Foto: Camera – Th G
Há momentos, generalizo assim porque acredito que acontece com toda a gente, em que não se sabe porquê, mas ficam-nos gravados para sempre, alguns constantemente, outros ativados de forma intermitente, de longe em longe. Momentos para os quais não é imediata a razão para tal distinção, de tão singelos, simples, vulgares que são. Haverá uma teia, de fios mais ou menos visíveis que resistem na memória, no tempo.
Há momentos em que é evidente porque os sabemos situar na circunstância, o quê, quem e onde. Usando as frases batidas e dependendo das idades de cada um: Onde estavas no “25 de abril”? O que fazíamos quando soubemos e percebemos o que estava a acontecer no “11 de setembro” em NY, nas torres gémeas...
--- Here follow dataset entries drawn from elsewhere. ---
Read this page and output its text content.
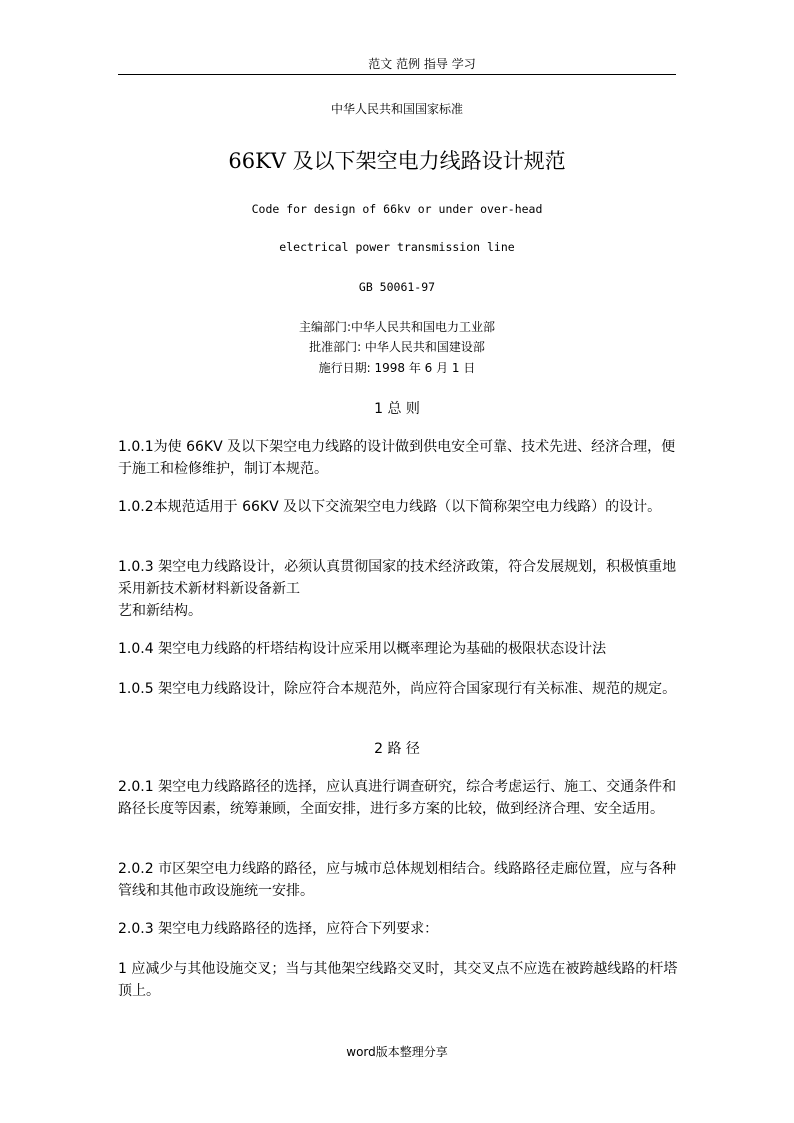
范文 范例 指导 学习
中华人民共和国国家标准
66KV 及以下架空电力线路设计规范
Code for design of 66kv or under over-head
electrical power transmission line
GB 50061-97
主编部门:中华人民共和国电力工业部
批准部门: 中华人民共和国建设部
施行日期: 1998 年 6 月 1 日
1 总 则

1.0.1为使 66KV 及以下架空电力线路的设计做到供电安全可靠、技术先进、经济合理，便于施工和检修维护，制订本规范。

1.0.2本规范适用于 66KV 及以下交流架空电力线路（以下简称架空电力线路）的设计。

1.0.3 架空电力线路设计，必须认真贯彻国家的技术经济政策，符合发展规划，积极慎重地采用新技术新材料新设备新工
艺和新结构。

1.0.4 架空电力线路的杆塔结构设计应采用以概率理论为基础的极限状态设计法

1.0.5 架空电力线路设计，除应符合本规范外，尚应符合国家现行有关标准、规范的规定。

2 路 径

2.0.1 架空电力线路路径的选择，应认真进行调查研究，综合考虑运行、施工、交通条件和路径长度等因素，统筹兼顾，全面安排，进行多方案的比较，做到经济合理、安全适用。

2.0.2 市区架空电力线路的路径，应与城市总体规划相结合。线路路径走廊位置，应与各种管线和其他市政设施统一安排。

2.0.3 架空电力线路路径的选择，应符合下列要求：

1 应减少与其他设施交叉；当与其他架空线路交叉时，其交叉点不应选在被跨越线路的杆塔顶上。

word版本整理分享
Estes são tão chocantes, envolventes, positiva ou horrivelmente, que nem temos tempo ou capacidade para pensar que estamos com a História a passar frente aos nossos olhos e que nos vamos lembrar deles enquanto tivermos os nexos elétricos da nossa memória em funcionamento. Estamos, na ocasião, totalmente absorvidos, imbuídos daquilo que acontece e que, seja mais longe ou mais perto, nos toca, choca e espanta.
Depois há as situações que nos surpreendem, melhor, superam as expetativas elevadas para as quais vamos, ou então acontecem de imprevisto e que nos são tão agradáveis que nos fazem pensar de forma grata na vida, agradecer quem somos e com quem estamos. Perante elas e no seu decurso, como que parte de nós se destaca, para, observa, prenhe de satisfação, alegria, entusiasmo, olha para o “espetáculo” em cena e diz-nos: aqui está algo que vou gravar, mais tarde vou recordar, para memória futura!
Muitas vezes esta memória não permanece vívida, desvanece-se e não acontece o que nós prevíamos, o momento não se tornou, de facto, inesquecível.
Mas também são eles, o conjunto desses momentos, meio enevoados, que nos constroem, ligam os blocos que edificam a nossa vida, a argamassam.
É uma saudade, sem rosto, sem contornos ou com contornos difusos, indefinidos, mas sem a qual nós não seríamos integralmente nós. E, sim, a saudade é mais dos momentos felizes, de alegria transbordante, mas, com o longo prazo que já começo a experienciar, digo que também podemos ter saudade, sem ser incongruentes, de momentos tristes, infelizes. A vida é mais de emoções que de razões, será isso.
Eu sou a minha saudade (também pode ser no plural) mais o que me espera e procuro no futuro. Um filme, uma sequência de fotos, com muitos flashbacks, saudades, memórias.